What that means, if anything, is unknown.
- And then there’s the big one – pensions. Lightfoot said she wants to find real solutions to the pension crisis and make sure all of the funds are sustainable for years to come, but offered no specifics.
Court rulings leave only two options for accomplishing real pension reform – bankruptcy or a constitutional amendment to the pension protection clause. She has ruled out bankruptcy, so why no call for an amendment? Without that, she will get no reform.
Many Chicagoans and reporters seem to be taking solace that annual contributions are moving towards a supposed “ARC” – an actuarially required contribution level. Two of Chicago’s four pensions already have contributions calculated that way.
But that complacency is misplaced. Even with the new funding formulas, and even using the overly-optimistic assumptions pensions always use, the total unfunded liability is expected to rise until 2033. Then, it only drops because the city supposedly will be able to contribute more than double what it does now. Those numbers were shown in the 2019 financial report, but are omitted for some reason in the 2021 report.
The longer Chicago waits to reform, the deeper the financial hole gets.
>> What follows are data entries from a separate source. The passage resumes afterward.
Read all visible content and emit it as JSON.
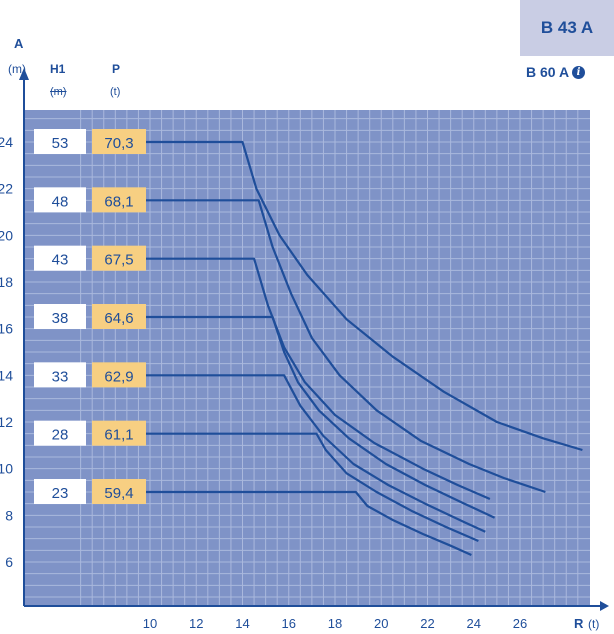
{
  "header": {
    "axis_a_label": "A",
    "axis_a_unit": "(m)",
    "col_h1_label": "H1",
    "col_h1_unit": "(m)",
    "col_p_label": "P",
    "col_p_unit": "(t)",
    "model": "B 43 A",
    "model_alt": "B 60 A",
    "info_icon": "info-icon"
  },
  "colors": {
    "plot_bg": "#7f93c7",
    "grid": "#aab8dd",
    "curve": "#1f4e9a",
    "text": "#1f4e9a",
    "label_p_bg": "#f7cf82",
    "badge_bg": "#c9cde4"
  },
  "chart_data": {
    "type": "line",
    "xlabel": "R",
    "xunit": "(t)",
    "ylabel": "A",
    "yunit": "(m)",
    "xlim": [
      6.5,
      29
    ],
    "ylim": [
      4.3,
      25.2
    ],
    "x_ticks": [
      "10",
      "12",
      "14",
      "16",
      "18",
      "20",
      "22",
      "24",
      "26"
    ],
    "y_ticks": [
      "24",
      "22",
      "20",
      "18",
      "16",
      "14",
      "12",
      "10",
      "8",
      "6"
    ],
    "grid": true,
    "series": [
      {
        "h1": "53",
        "p": "70,3",
        "points": [
          [
            14,
            24
          ],
          [
            14.6,
            22
          ],
          [
            15.6,
            20
          ],
          [
            16.8,
            18.3
          ],
          [
            18.5,
            16.4
          ],
          [
            20.5,
            14.8
          ],
          [
            22.7,
            13.3
          ],
          [
            25,
            12
          ],
          [
            27,
            11.3
          ],
          [
            28.7,
            10.8
          ]
        ]
      },
      {
        "h1": "48",
        "p": "68,1",
        "points": [
          [
            14.7,
            21.5
          ],
          [
            15.3,
            19.5
          ],
          [
            16.1,
            17.5
          ],
          [
            17,
            15.6
          ],
          [
            18.2,
            14
          ],
          [
            19.8,
            12.5
          ],
          [
            21.7,
            11.2
          ],
          [
            23.8,
            10.2
          ],
          [
            25.3,
            9.6
          ],
          [
            27.1,
            9
          ]
        ]
      },
      {
        "h1": "43",
        "p": "67,5",
        "points": [
          [
            14.5,
            19
          ],
          [
            15.1,
            17
          ],
          [
            15.8,
            15.2
          ],
          [
            16.7,
            13.7
          ],
          [
            18,
            12.3
          ],
          [
            19.7,
            11.1
          ],
          [
            21.8,
            10
          ],
          [
            23.3,
            9.3
          ],
          [
            24.7,
            8.7
          ]
        ]
      },
      {
        "h1": "38",
        "p": "64,6",
        "points": [
          [
            15.3,
            16.5
          ],
          [
            15.8,
            15
          ],
          [
            16.4,
            13.7
          ],
          [
            17.3,
            12.5
          ],
          [
            18.6,
            11.3
          ],
          [
            20.2,
            10.2
          ],
          [
            21.9,
            9.3
          ],
          [
            23.6,
            8.5
          ],
          [
            24.9,
            7.9
          ]
        ]
      },
      {
        "h1": "33",
        "p": "62,9",
        "points": [
          [
            15.8,
            14
          ],
          [
            16.5,
            12.7
          ],
          [
            17.5,
            11.4
          ],
          [
            18.8,
            10.2
          ],
          [
            20.3,
            9.3
          ],
          [
            21.9,
            8.5
          ],
          [
            23.6,
            7.7
          ],
          [
            24.5,
            7.3
          ]
        ]
      },
      {
        "h1": "28",
        "p": "61,1",
        "points": [
          [
            17.2,
            11.5
          ],
          [
            17.6,
            10.8
          ],
          [
            18.5,
            9.8
          ],
          [
            19.8,
            9
          ],
          [
            21.3,
            8.2
          ],
          [
            22.8,
            7.5
          ],
          [
            24.2,
            6.9
          ]
        ]
      },
      {
        "h1": "23",
        "p": "59,4",
        "points": [
          [
            18.9,
            9
          ],
          [
            19.4,
            8.4
          ],
          [
            20.5,
            7.8
          ],
          [
            21.8,
            7.2
          ],
          [
            23,
            6.7
          ],
          [
            23.9,
            6.3
          ]
        ]
      }
    ]
  }
}
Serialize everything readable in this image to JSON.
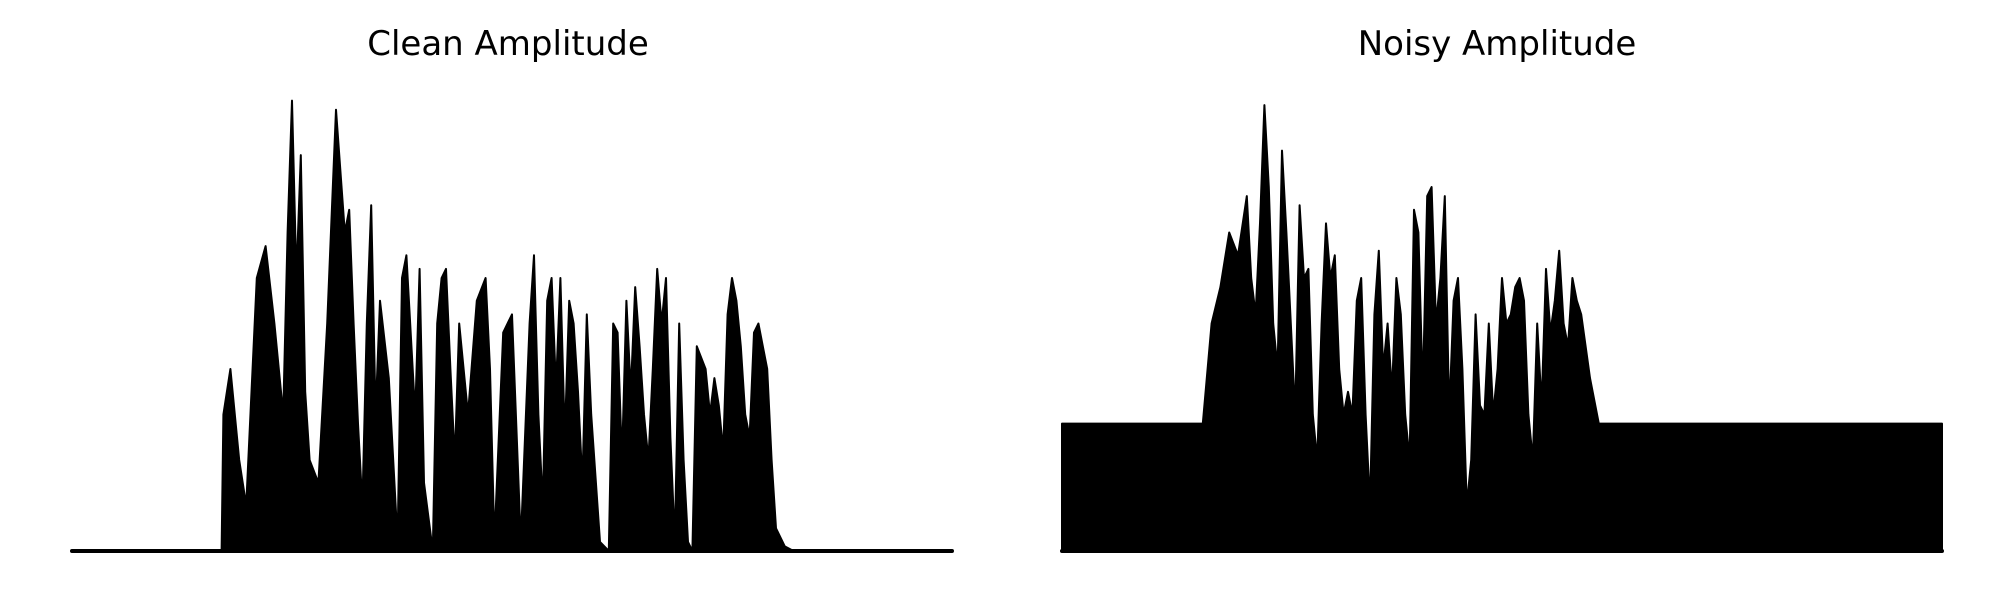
{
  "chart_data": [
    {
      "type": "line",
      "title": "Clean Amplitude",
      "xlabel": "",
      "ylabel": "",
      "axes": "off",
      "grid": false,
      "color": "#000000",
      "x_range": [
        0,
        1
      ],
      "ylim": [
        0,
        1.0
      ],
      "x": [
        0.0,
        0.17,
        0.172,
        0.18,
        0.19,
        0.198,
        0.21,
        0.22,
        0.23,
        0.24,
        0.245,
        0.25,
        0.255,
        0.26,
        0.265,
        0.27,
        0.28,
        0.29,
        0.3,
        0.31,
        0.315,
        0.32,
        0.325,
        0.33,
        0.335,
        0.34,
        0.345,
        0.35,
        0.36,
        0.37,
        0.375,
        0.38,
        0.39,
        0.395,
        0.4,
        0.41,
        0.415,
        0.42,
        0.425,
        0.43,
        0.435,
        0.44,
        0.45,
        0.46,
        0.47,
        0.475,
        0.48,
        0.49,
        0.5,
        0.51,
        0.52,
        0.525,
        0.53,
        0.535,
        0.54,
        0.545,
        0.55,
        0.555,
        0.56,
        0.565,
        0.57,
        0.575,
        0.58,
        0.585,
        0.59,
        0.6,
        0.61,
        0.615,
        0.62,
        0.625,
        0.63,
        0.635,
        0.64,
        0.645,
        0.65,
        0.655,
        0.66,
        0.665,
        0.67,
        0.675,
        0.68,
        0.685,
        0.69,
        0.695,
        0.7,
        0.705,
        0.71,
        0.72,
        0.725,
        0.73,
        0.735,
        0.74,
        0.745,
        0.75,
        0.755,
        0.76,
        0.765,
        0.77,
        0.775,
        0.78,
        0.785,
        0.79,
        0.795,
        0.8,
        0.81,
        0.82,
        0.825,
        0.83,
        0.835,
        0.84,
        0.845,
        0.85,
        0.855,
        0.86,
        0.87,
        0.88,
        0.885,
        0.89,
        0.9,
        0.91,
        0.915,
        0.92,
        0.93,
        1.0
      ],
      "y": [
        0.0,
        0.0,
        0.3,
        0.4,
        0.2,
        0.1,
        0.6,
        0.67,
        0.5,
        0.3,
        0.7,
        0.99,
        0.6,
        0.87,
        0.35,
        0.2,
        0.15,
        0.5,
        0.97,
        0.7,
        0.75,
        0.5,
        0.28,
        0.1,
        0.5,
        0.76,
        0.3,
        0.55,
        0.38,
        0.02,
        0.6,
        0.65,
        0.3,
        0.62,
        0.15,
        0.0,
        0.5,
        0.6,
        0.62,
        0.4,
        0.2,
        0.5,
        0.3,
        0.55,
        0.6,
        0.4,
        0.02,
        0.48,
        0.52,
        0.02,
        0.5,
        0.65,
        0.3,
        0.1,
        0.55,
        0.6,
        0.36,
        0.6,
        0.25,
        0.55,
        0.5,
        0.35,
        0.15,
        0.52,
        0.3,
        0.02,
        0.0,
        0.5,
        0.48,
        0.2,
        0.55,
        0.35,
        0.58,
        0.45,
        0.3,
        0.2,
        0.4,
        0.62,
        0.5,
        0.6,
        0.25,
        0.02,
        0.5,
        0.2,
        0.02,
        0.0,
        0.45,
        0.4,
        0.3,
        0.38,
        0.32,
        0.22,
        0.52,
        0.6,
        0.55,
        0.45,
        0.3,
        0.25,
        0.48,
        0.5,
        0.45,
        0.4,
        0.2,
        0.05,
        0.01,
        0.0,
        0.0,
        0.0,
        0.0,
        0.0,
        0.0,
        0.0,
        0.0,
        0.0,
        0.0,
        0.0,
        0.0,
        0.0,
        0.0,
        0.0,
        0.0,
        0.0,
        0.0,
        0.0
      ]
    },
    {
      "type": "line",
      "title": "Noisy Amplitude",
      "xlabel": "",
      "ylabel": "",
      "axes": "off",
      "grid": false,
      "color": "#000000",
      "x_range": [
        0,
        1
      ],
      "ylim": [
        0,
        1.0
      ],
      "noise_floor": 0.28,
      "x": [
        0.0,
        0.16,
        0.17,
        0.18,
        0.19,
        0.2,
        0.21,
        0.215,
        0.22,
        0.225,
        0.23,
        0.235,
        0.24,
        0.245,
        0.25,
        0.255,
        0.26,
        0.265,
        0.27,
        0.275,
        0.28,
        0.285,
        0.29,
        0.295,
        0.3,
        0.305,
        0.31,
        0.315,
        0.32,
        0.325,
        0.33,
        0.335,
        0.34,
        0.345,
        0.35,
        0.355,
        0.36,
        0.365,
        0.37,
        0.375,
        0.38,
        0.385,
        0.39,
        0.395,
        0.4,
        0.405,
        0.41,
        0.415,
        0.42,
        0.425,
        0.43,
        0.435,
        0.44,
        0.445,
        0.45,
        0.455,
        0.46,
        0.465,
        0.47,
        0.475,
        0.48,
        0.485,
        0.49,
        0.495,
        0.5,
        0.505,
        0.51,
        0.515,
        0.52,
        0.525,
        0.53,
        0.535,
        0.54,
        0.545,
        0.55,
        0.555,
        0.56,
        0.565,
        0.57,
        0.575,
        0.58,
        0.585,
        0.59,
        0.6,
        0.61,
        0.62,
        0.63,
        0.64,
        0.65,
        0.66,
        0.665,
        0.67,
        0.675,
        0.68,
        0.685,
        0.69,
        0.695,
        0.7,
        0.705,
        0.71,
        0.715,
        0.72,
        0.725,
        0.73,
        0.735,
        0.74,
        0.745,
        0.75,
        0.755,
        0.76,
        0.765,
        0.77,
        0.775,
        0.78,
        0.785,
        0.79,
        0.8,
        1.0
      ],
      "y": [
        0.28,
        0.28,
        0.5,
        0.58,
        0.7,
        0.65,
        0.78,
        0.6,
        0.52,
        0.72,
        0.98,
        0.8,
        0.5,
        0.4,
        0.88,
        0.7,
        0.5,
        0.3,
        0.76,
        0.6,
        0.62,
        0.3,
        0.2,
        0.5,
        0.72,
        0.6,
        0.65,
        0.4,
        0.3,
        0.35,
        0.3,
        0.55,
        0.6,
        0.3,
        0.1,
        0.52,
        0.66,
        0.4,
        0.5,
        0.35,
        0.6,
        0.52,
        0.3,
        0.2,
        0.75,
        0.7,
        0.35,
        0.78,
        0.8,
        0.5,
        0.6,
        0.78,
        0.3,
        0.55,
        0.6,
        0.4,
        0.1,
        0.2,
        0.52,
        0.32,
        0.3,
        0.5,
        0.3,
        0.4,
        0.6,
        0.5,
        0.52,
        0.58,
        0.6,
        0.55,
        0.3,
        0.2,
        0.5,
        0.32,
        0.62,
        0.48,
        0.55,
        0.66,
        0.5,
        0.45,
        0.6,
        0.55,
        0.52,
        0.38,
        0.28,
        0.28,
        0.28,
        0.28,
        0.28,
        0.28,
        0.28,
        0.28,
        0.28,
        0.28,
        0.28,
        0.28,
        0.28,
        0.28,
        0.28,
        0.28,
        0.28,
        0.28,
        0.28,
        0.28,
        0.28,
        0.28,
        0.28,
        0.28,
        0.28,
        0.28,
        0.28,
        0.28,
        0.28,
        0.28,
        0.28,
        0.28,
        0.28,
        0.28
      ]
    }
  ]
}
In fact, the new report shows that, though the losses shown in red are surely understated:
Lightfoot talks a lot about Chicagoans having to “sacrifice,” but two groups that have escaped hardship are city workers and Chicago Public School employees. They’ve yet to be asked to pay any price during the city’s self-imposed shutdown, never mind that the people who pay for public sector workers have largely been crushed by the government-imposed shutdown and recent rioting.
What Chicago really needs to do is begin managing its crisis for what it is – an extreme financial emergency, a workout. With Chicago households on the hook for more than $140 billion in overlapping government pensioner debts, the city is effectively bankrupt. City residents will never be able to pay down that amount of debt. And certainly not if the city remains impaired for years.
Chicago must give its residents real relief through spending reforms and major debt reductions – which will take time. But meanwhile, it should do what it can by reining in government worker costs.